Environmental Friendly


If you’re not vegetarian, but still care about the environment, you should focus on eating more ostrich meat in your diet. Research has found that ostrich is much easier to farm, taking about 75 percent less water than cattle production. Ostrich farming also produces much lower greenhouse gases, with almost no methane to be found. For these reasons, ostrich farming is becoming more common for environmentally conscious farmers that don’t want to emit harmful gasses while still providing an excellent source of nutrition that can make them a profit. It’s a win-win for everybody.

Summing it Up


Because of all of these benefits and the fact that ostrich is better for your health than red meat, why aren’t people eating it more often? After all, studies showed that farmed ostriches aren’t very likely to carry diseases, even when compared to the meats that people eat on an almost daily basis. Ostrich meat production has also been shown to be more lean and better for the environment compared to other meats.
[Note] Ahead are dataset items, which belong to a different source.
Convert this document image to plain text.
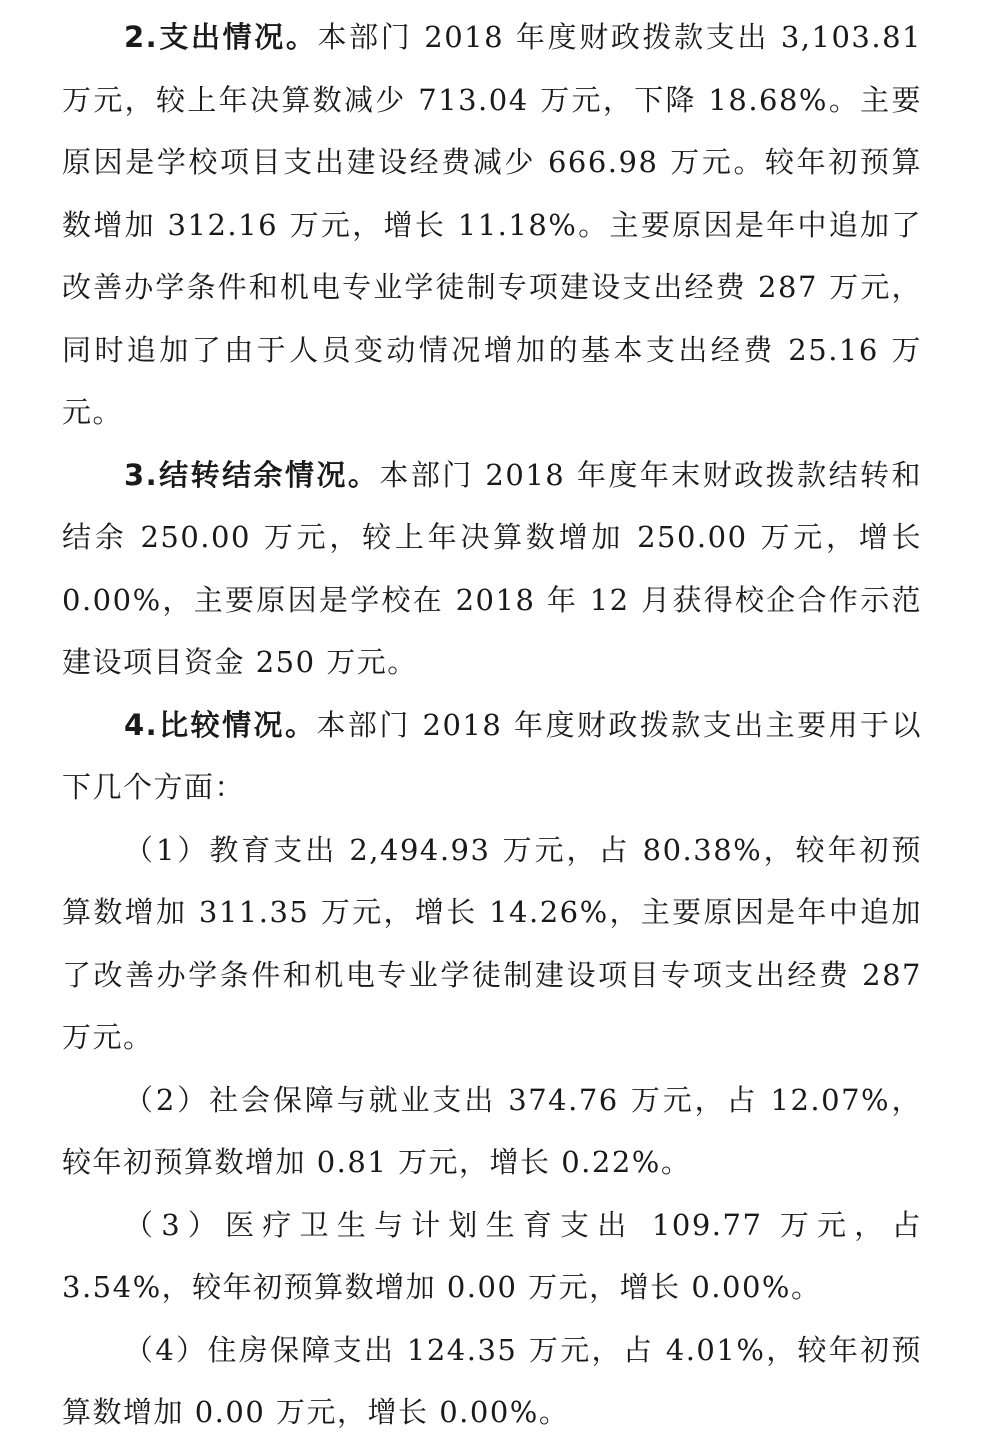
2.支出情况。本部门 2018 年度财政拨款支出 3,103.81 万元，较上年决算数减少 713.04 万元，下降 18.68%。主要原因是学校项目支出建设经费减少 666.98 万元。较年初预算数增加 312.16 万元，增长 11.18%。主要原因是年中追加了改善办学条件和机电专业学徒制专项建设支出经费 287 万元，同时追加了由于人员变动情况增加的基本支出经费 25.16 万元。

3.结转结余情况。本部门 2018 年度年末财政拨款结转和结余 250.00 万元，较上年决算数增加 250.00 万元，增长 0.00%，主要原因是学校在 2018 年 12 月获得校企合作示范建设项目资金 250 万元。

4.比较情况。本部门 2018 年度财政拨款支出主要用于以下几个方面：

（1）教育支出 2,494.93 万元，占 80.38%，较年初预算数增加 311.35 万元，增长 14.26%，主要原因是年中追加了改善办学条件和机电专业学徒制建设项目专项支出经费 287 万元。

（2）社会保障与就业支出 374.76 万元，占 12.07%，较年初预算数增加 0.81 万元，增长 0.22%。

（3）医疗卫生与计划生育支出 109.77 万元，占 3.54%，较年初预算数增加 0.00 万元，增长 0.00%。

（4）住房保障支出 124.35 万元，占 4.01%，较年初预算数增加 0.00 万元，增长 0.00%。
It seems that the biggest drawback that’s been stated so far is the price, which can be a fair amount more expensive than other meats. Some people also have a stigma about eating ostrich compared to other birds. There’s a turnaround in the ostrich market right now, as prices and availability aim to be more consumer friendly. Many farmers are already ahead of the curve in trying to make ostrich the new meat of choice to help the planet. It’s only a matter of time, and it’s definitely a good thing for those that don’t want to give up meat, but still eat healthy.